Et ce double aspect du « contexte » ne doit pas être uniquement évoqué afin de
présenter le texte dans un ensemble, mais étudié dans son incidence sur les discours.
Car :
le discours est une activité tout à la fois conditionnée, et transformative : les rôles
sociaux ne sont pas une fois pour toutes distribués par cette « institution »
souveraine, mais ils sont sans cesse négociés, remaniés, redistribués au cours
d’affrontements et d’interactions qui sont aussi de nature verbale.
(Kerbrat-Orecchioni, 1998, 250)
28
La représentation du discours comme dynamique et transformatif comporte une triple
exigence :
• tout d’abord, il est nécessaire de comparer des discours produits dans des « contextes
socioculturels » variés (par exemple, en milieux urbain, villageois ou mixte), car
l’énonciateur s’adapte aux compétences linguistiques, discursives et encyclopédiques des
énonciataires qui varient d’un sujet à l’autre, mais aussi d’un groupe à l’autre ;
• ensuite, il faut comparer des discours produits dans des situations de communication dites
« habituelles » et dans des types de situations différents (« provoquée » et « hors situation
de communication «habituelle»18 ») ;
• enfin, il s’agit d’analyser quelle influence a ma présence (en tant que chercheur étranger)

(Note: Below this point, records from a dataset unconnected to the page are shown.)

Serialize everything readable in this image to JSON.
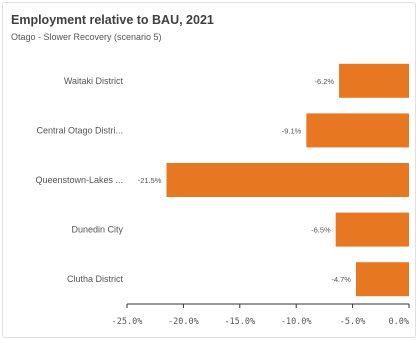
{
  "header": {
    "title": "Employment relative to BAU, 2021",
    "subtitle": "Otago - Slower Recovery (scenario 5)"
  },
  "colors": {
    "bar": "#e87722",
    "axis": "#333333",
    "grid": "#e6e6e6",
    "label_bg": "#ffffff"
  },
  "chart_data": {
    "type": "bar",
    "orientation": "horizontal",
    "title": "Employment relative to BAU, 2021",
    "subtitle": "Otago - Slower Recovery (scenario 5)",
    "categories": [
      "Waitaki District",
      "Central Otago Distri...",
      "Queenstown-Lakes ...",
      "Dunedin City",
      "Clutha District"
    ],
    "values": [
      -6.2,
      -9.1,
      -21.5,
      -6.5,
      -4.7
    ],
    "value_labels": [
      "-6.2%",
      "-9.1%",
      "-21.5%",
      "-6.5%",
      "-4.7%"
    ],
    "xlim": [
      -25,
      0
    ],
    "xticks": [
      -25,
      -20,
      -15,
      -10,
      -5,
      0
    ],
    "xtick_labels": [
      "-25.0%",
      "-20.0%",
      "-15.0%",
      "-10.0%",
      "-5.0%",
      "0.0%"
    ],
    "grid": false,
    "legend": "none"
  }
}
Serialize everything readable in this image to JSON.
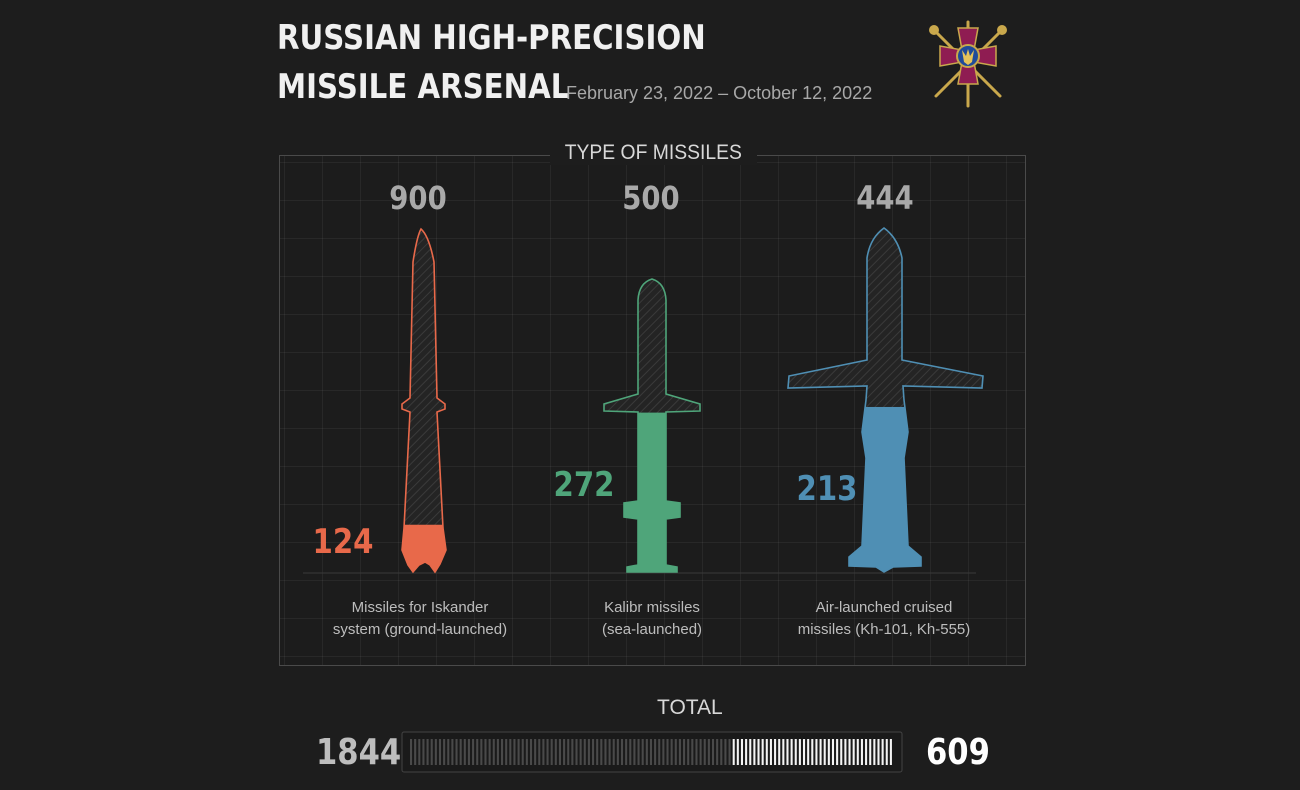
{
  "header": {
    "title_line1": "RUSSIAN HIGH-PRECISION",
    "title_line2": "MISSILE ARSENAL",
    "date_range": "February 23, 2022 – October 12, 2022",
    "emblem_icon": "ministry-of-defence-emblem"
  },
  "chart_data": {
    "type": "bar",
    "title": "TYPE OF MISSILES",
    "categories": [
      "Missiles for Iskander system (ground-launched)",
      "Kalibr missiles (sea-launched)",
      "Air-launched cruised missiles (Kh-101, Kh-555)"
    ],
    "caption_lines": [
      [
        "Missiles for Iskander",
        "system (ground-launched)"
      ],
      [
        "Kalibr missiles",
        "(sea-launched)"
      ],
      [
        "Air-launched cruised",
        "missiles (Kh-101, Kh-555)"
      ]
    ],
    "series": [
      {
        "values": [
          900,
          500,
          444
        ]
      },
      {
        "values": [
          124,
          272,
          213
        ]
      }
    ],
    "colors": [
      "#e8694a",
      "#4fa57a",
      "#4f8fb4"
    ],
    "total": {
      "label": "TOTAL",
      "left": 1844,
      "right": 609
    }
  }
}
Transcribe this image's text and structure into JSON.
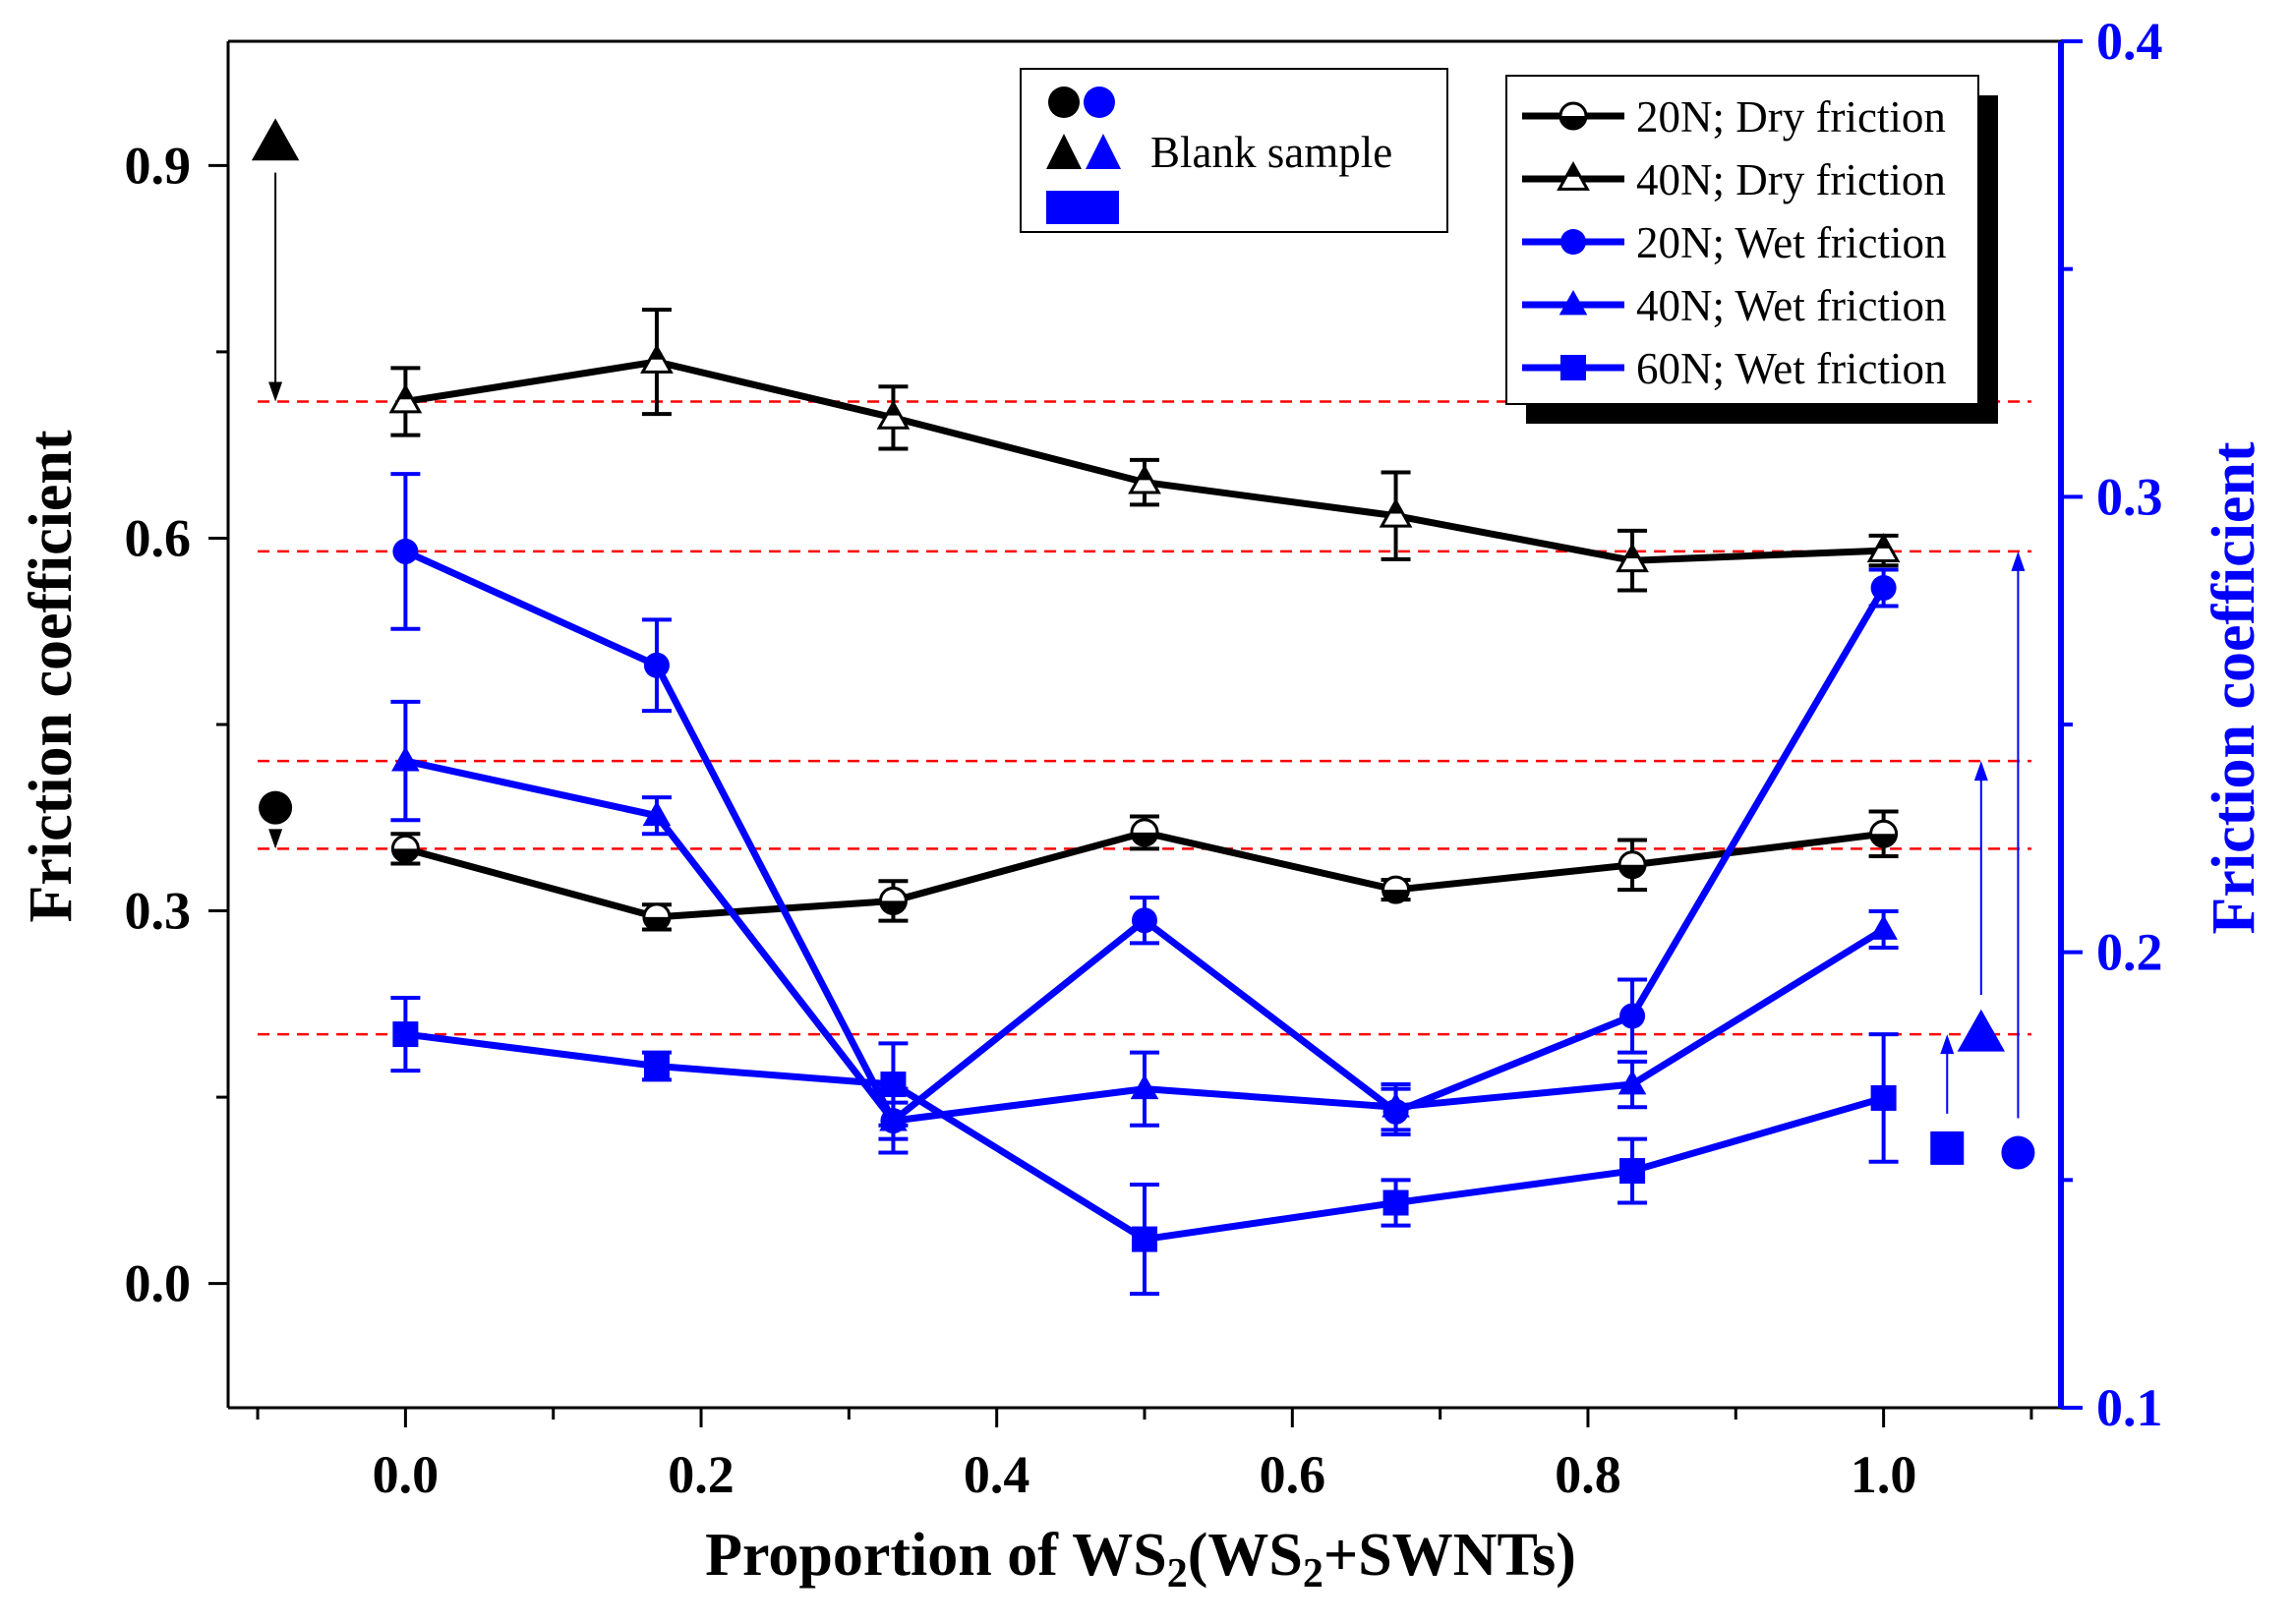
{
  "chart_data": {
    "type": "line",
    "xlabel": "Proportion of WS2(WS2+SWNTs)",
    "ylabel_left": "Friction coefficient",
    "ylabel_right": "Friction coefficient",
    "xlim": [
      -0.12,
      1.12
    ],
    "ylim_left": [
      -0.1,
      1.0
    ],
    "ylim_right": [
      0.1,
      0.4
    ],
    "x_ticks": [
      "0.0",
      "0.2",
      "0.4",
      "0.6",
      "0.8",
      "1.0"
    ],
    "y_left_ticks": [
      "0.0",
      "0.3",
      "0.6",
      "0.9"
    ],
    "y_right_ticks": [
      "0.1",
      "0.2",
      "0.3",
      "0.4"
    ],
    "colors": {
      "dry": "#000000",
      "wet": "#0000ff",
      "guide": "#ff0000"
    },
    "x": [
      0.0,
      0.17,
      0.33,
      0.5,
      0.67,
      0.83,
      1.0
    ],
    "series": [
      {
        "name": "20N; Dry friction",
        "axis": "left",
        "marker": "circle-open",
        "color": "#000000",
        "values": [
          0.35,
          0.295,
          0.308,
          0.363,
          0.317,
          0.337,
          0.362
        ],
        "errors": [
          0.012,
          0.01,
          0.016,
          0.013,
          0.008,
          0.02,
          0.018
        ]
      },
      {
        "name": "40N; Dry friction",
        "axis": "left",
        "marker": "triangle-open",
        "color": "#000000",
        "values": [
          0.71,
          0.742,
          0.697,
          0.645,
          0.618,
          0.582,
          0.59
        ],
        "errors": [
          0.027,
          0.042,
          0.025,
          0.018,
          0.035,
          0.024,
          0.012
        ]
      },
      {
        "name": "20N; Wet friction",
        "axis": "right",
        "marker": "circle",
        "color": "#0000ff",
        "values": [
          0.288,
          0.263,
          0.163,
          0.207,
          0.165,
          0.186,
          0.28
        ],
        "errors": [
          0.017,
          0.01,
          0.004,
          0.005,
          0.005,
          0.008,
          0.004
        ]
      },
      {
        "name": "40N; Wet friction",
        "axis": "right",
        "marker": "triangle",
        "color": "#0000ff",
        "values": [
          0.242,
          0.23,
          0.163,
          0.17,
          0.166,
          0.171,
          0.205
        ],
        "errors": [
          0.013,
          0.004,
          0.007,
          0.008,
          0.005,
          0.005,
          0.004
        ]
      },
      {
        "name": "60N; Wet friction",
        "axis": "right",
        "marker": "square",
        "color": "#0000ff",
        "values": [
          0.182,
          0.175,
          0.171,
          0.137,
          0.145,
          0.152,
          0.168
        ],
        "errors": [
          0.008,
          0.003,
          0.009,
          0.012,
          0.005,
          0.007,
          0.014
        ]
      }
    ],
    "blank_samples": [
      {
        "name": "20N dry blank",
        "axis": "left",
        "marker": "circle",
        "color": "#000000",
        "x": -0.088,
        "value": 0.383,
        "arrow_to": 0.35
      },
      {
        "name": "40N dry blank",
        "axis": "left",
        "marker": "triangle",
        "color": "#000000",
        "x": -0.088,
        "value": 0.918,
        "arrow_to": 0.71
      },
      {
        "name": "60N wet blank",
        "axis": "right",
        "marker": "square",
        "color": "#0000ff",
        "x": 1.043,
        "value": 0.157,
        "arrow_to": 0.182
      },
      {
        "name": "40N wet blank",
        "axis": "right",
        "marker": "triangle",
        "color": "#0000ff",
        "x": 1.066,
        "value": 0.182,
        "arrow_to": 0.242
      },
      {
        "name": "20N wet blank",
        "axis": "right",
        "marker": "circle",
        "color": "#0000ff",
        "x": 1.091,
        "value": 0.156,
        "arrow_to": 0.288
      }
    ],
    "reference_lines_left": [
      0.71,
      0.35
    ],
    "reference_lines_right": [
      0.288,
      0.242,
      0.182
    ],
    "legend_blank_label": "Blank sample",
    "legend_position": "top-right"
  }
}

sur ces interactions discursives, car :
tous les participants contribuent ensemble à une même définition globale de la
situation : l’établissement de cette définition n’implique pas tant que l’on s’accorde
sur le réel que sur la question de savoir qui est en droit de parler sur quoi. J’appelle
« consensus temporaire » ce niveau d’accord. Il va de soi que chaque type
déterminé de situation d’interaction engendre un type déterminé de consensus
temporaire.
(Goffman, 1973, 18-19)
29
Il s’agit, par conséquent, de concevoir la contextualisation comme une pratique sociale
impliquant des relations de pouvoir et non comme la proclamation transparente de la
vérité (cf. Dilley, 1999, XI), d’établir quels consensus existent entre chercheur et
détenteurs de la littérature orale et d’affiner les degrés d’analyses entre les différents
types de situations de communication. C’est dans cette optique que j’interrogerai mon
influence sur les productions discursives enregistrées en situation de communication
« habituelle » et décrirai les stratégies que j’ai dû mettre en place lorsqu’il m’était
impossible d’enregistrer dans ce type de situation communicationnelle.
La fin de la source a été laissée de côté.